Path to store the synthesised table in the event of a failure during database connection or writing. If None, the table will not be saved. If a path is provided for one table, a path must also be provided for all other tables. Supported file formats are csv, csv.gz, parquet and avro. The path can be either the path to a directory or to an S3 bucket. If using the Client Library, the path to disk can be local, however, if running using Docker CLI, then the path to disk must belong on an external volume mounted into the docker file system that will be accessible once the synth completes.

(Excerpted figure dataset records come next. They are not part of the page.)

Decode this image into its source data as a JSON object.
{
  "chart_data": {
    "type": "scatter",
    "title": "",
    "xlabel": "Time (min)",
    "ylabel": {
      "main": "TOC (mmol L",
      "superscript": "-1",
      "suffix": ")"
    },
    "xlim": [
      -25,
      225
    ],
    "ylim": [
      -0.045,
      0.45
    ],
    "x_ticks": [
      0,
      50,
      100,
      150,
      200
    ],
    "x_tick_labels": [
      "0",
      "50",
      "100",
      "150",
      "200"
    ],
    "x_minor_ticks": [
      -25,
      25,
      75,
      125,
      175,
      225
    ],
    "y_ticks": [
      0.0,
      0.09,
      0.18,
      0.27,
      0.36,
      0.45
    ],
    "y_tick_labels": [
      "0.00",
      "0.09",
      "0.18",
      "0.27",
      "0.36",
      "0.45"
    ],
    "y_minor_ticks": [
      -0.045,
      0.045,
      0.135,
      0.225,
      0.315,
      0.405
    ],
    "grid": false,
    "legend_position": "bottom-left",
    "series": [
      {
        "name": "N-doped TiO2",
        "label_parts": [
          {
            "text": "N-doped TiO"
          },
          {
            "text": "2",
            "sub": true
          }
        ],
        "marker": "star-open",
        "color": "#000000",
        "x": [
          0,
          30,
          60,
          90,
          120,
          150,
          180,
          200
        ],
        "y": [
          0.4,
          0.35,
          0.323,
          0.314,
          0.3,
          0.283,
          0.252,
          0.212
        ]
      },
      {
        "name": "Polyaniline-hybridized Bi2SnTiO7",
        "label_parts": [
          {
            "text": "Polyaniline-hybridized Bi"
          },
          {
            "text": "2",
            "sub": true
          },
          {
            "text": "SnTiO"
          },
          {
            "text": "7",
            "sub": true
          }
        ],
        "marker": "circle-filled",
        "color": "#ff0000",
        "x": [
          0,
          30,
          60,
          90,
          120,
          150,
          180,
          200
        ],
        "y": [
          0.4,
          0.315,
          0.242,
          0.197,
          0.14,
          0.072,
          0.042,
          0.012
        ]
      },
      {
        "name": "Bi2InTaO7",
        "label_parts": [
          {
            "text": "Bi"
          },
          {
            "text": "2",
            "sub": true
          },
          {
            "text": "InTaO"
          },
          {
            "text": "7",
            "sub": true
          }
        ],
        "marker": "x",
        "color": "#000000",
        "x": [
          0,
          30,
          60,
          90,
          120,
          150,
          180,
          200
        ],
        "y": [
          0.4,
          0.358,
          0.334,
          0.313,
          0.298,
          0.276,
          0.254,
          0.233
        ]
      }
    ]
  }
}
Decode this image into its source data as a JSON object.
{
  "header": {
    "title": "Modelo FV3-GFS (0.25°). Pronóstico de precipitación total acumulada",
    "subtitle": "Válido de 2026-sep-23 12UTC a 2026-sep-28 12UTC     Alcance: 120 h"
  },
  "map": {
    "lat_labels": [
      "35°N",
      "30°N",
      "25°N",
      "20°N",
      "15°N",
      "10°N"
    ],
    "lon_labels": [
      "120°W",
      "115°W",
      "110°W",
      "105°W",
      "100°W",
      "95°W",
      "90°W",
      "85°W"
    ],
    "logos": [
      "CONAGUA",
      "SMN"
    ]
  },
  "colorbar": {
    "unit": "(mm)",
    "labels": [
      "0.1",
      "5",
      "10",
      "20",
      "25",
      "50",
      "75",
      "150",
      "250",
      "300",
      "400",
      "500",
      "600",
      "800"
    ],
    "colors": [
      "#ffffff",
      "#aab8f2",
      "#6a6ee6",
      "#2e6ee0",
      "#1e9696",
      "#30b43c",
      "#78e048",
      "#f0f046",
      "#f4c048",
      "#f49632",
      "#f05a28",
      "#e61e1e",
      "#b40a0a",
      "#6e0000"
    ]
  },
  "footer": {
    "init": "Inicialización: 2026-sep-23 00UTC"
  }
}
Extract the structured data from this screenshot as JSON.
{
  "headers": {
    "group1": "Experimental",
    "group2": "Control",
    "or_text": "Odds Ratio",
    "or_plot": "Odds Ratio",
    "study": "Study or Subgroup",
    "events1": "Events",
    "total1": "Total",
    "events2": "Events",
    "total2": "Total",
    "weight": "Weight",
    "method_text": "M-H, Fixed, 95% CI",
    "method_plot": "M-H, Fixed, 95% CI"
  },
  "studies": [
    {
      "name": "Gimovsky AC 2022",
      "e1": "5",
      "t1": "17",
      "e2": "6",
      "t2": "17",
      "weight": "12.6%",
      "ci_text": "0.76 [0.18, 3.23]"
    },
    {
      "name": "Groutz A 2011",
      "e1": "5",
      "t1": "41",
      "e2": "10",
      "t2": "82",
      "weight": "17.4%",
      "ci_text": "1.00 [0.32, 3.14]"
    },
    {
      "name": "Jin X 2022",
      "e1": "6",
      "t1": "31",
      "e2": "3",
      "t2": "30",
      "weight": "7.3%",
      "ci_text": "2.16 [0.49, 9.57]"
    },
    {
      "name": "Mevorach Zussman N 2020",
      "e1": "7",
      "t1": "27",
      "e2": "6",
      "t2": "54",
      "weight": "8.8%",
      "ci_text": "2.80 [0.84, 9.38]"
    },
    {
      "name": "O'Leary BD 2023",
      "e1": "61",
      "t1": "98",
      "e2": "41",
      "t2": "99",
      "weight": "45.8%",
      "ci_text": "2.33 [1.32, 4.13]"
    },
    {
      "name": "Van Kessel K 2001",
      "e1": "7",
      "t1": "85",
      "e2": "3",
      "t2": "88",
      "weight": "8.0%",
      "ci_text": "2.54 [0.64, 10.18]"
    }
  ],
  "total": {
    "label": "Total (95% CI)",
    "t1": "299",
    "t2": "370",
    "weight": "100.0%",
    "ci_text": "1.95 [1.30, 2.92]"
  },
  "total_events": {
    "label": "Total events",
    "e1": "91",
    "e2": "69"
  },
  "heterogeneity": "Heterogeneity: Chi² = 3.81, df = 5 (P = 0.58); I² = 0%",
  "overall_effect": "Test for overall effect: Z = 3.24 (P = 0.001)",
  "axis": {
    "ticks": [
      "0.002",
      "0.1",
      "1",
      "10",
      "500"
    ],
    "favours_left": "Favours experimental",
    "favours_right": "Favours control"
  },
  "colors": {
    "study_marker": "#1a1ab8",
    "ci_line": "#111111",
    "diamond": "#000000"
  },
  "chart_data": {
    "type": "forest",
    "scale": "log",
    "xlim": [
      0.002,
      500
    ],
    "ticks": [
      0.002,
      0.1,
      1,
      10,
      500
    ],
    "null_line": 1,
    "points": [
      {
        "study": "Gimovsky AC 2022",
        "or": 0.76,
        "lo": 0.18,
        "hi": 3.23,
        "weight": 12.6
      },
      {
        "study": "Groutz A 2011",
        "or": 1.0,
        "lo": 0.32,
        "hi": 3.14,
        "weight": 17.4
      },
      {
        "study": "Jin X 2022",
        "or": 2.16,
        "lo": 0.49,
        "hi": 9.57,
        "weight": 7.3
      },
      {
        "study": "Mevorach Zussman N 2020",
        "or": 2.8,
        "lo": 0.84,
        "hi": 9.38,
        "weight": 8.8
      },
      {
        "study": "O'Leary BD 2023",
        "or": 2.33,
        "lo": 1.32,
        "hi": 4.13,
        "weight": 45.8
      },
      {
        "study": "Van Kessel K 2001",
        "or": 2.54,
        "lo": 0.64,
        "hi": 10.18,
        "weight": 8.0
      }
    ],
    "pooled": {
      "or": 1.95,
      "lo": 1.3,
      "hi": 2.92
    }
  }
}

field debug_write: bool = False

Whether or not to debug data when writing to SQL i.e. write out data by batches or line by line if needs be.

field error_dir: Optional[Union[PathWriteTableConfig, str]] = None

Location of directory where an error log and invalid data should be stored when debugging.

field n_splits: int = 50

Number of times the data should be divided when attempting to write to an SQL database in batches (if debug_write is True).

property connection: DatabaseConnectionConfig
get_schema() Optional[str]
get_sensitive_fields()
field schema_name: Optional[SQLStringParameterItem] = None

Database schema (if supported by the database management system).

field chunksize: Optional[int] = None

The number of records to be included in a single chunk during a database read or write. This parameter is useful for optimizing read/write performance, as well as dealing with large scale data where writing many rows in a single operation may be infeasible due to database memory limits on multi-row inserts.

field drivername: DatabaseDriverType = DatabaseDriverType.MSSQL

Type of database driver to use for connection.

field username: Optional[Union[SensitiveSQLParameterItem, SQLStringParameterItem]] = None

Database username.

field password: Optional[Union[SensitiveSQLParameterItem, SQLStringParameterItem]] = None

Database password.

field host: Union[SensitiveSQLParameterItem, SQLStringParameterItem] [Required]

Database server host name or IP address.

field port: Optional[Union[SensitiveSQLParameterItem, SQLIntParameterItem]] = None

Database port.

field database: Union[SensitiveSQLParameterItem, SQLStringParameterItem] [Required]

Database name.

field params: Optional[Dict[str, str]] = None

Additional connection parameters for establishing a database connection. For IBM Db2, this may include CLI/ODBC configuration keywords. Hazy synthesiser containers come with pre-installed drivers for both Microsoft SQL Server and IBM Db2, meaning that this parameter should not include a driver key.

field kerberos_auth: Optional[KerberosItem] = None

Kerberos authentication credentials consisting of "username" and "password" keys.

field tls_cert: Optional[SQLStringParameterItem] = None

TLS certificate key.

field service_account_key_json: Optional[Dict] = None
field echo: bool = False

Whether or not to log all SQL statements. See more on this setting from the SQLAlchemy documentation.

field hide_parameters: bool = True

Whether or not to display SQL query parameters in log output. See more on this setting from the SQLAlchemy documentation.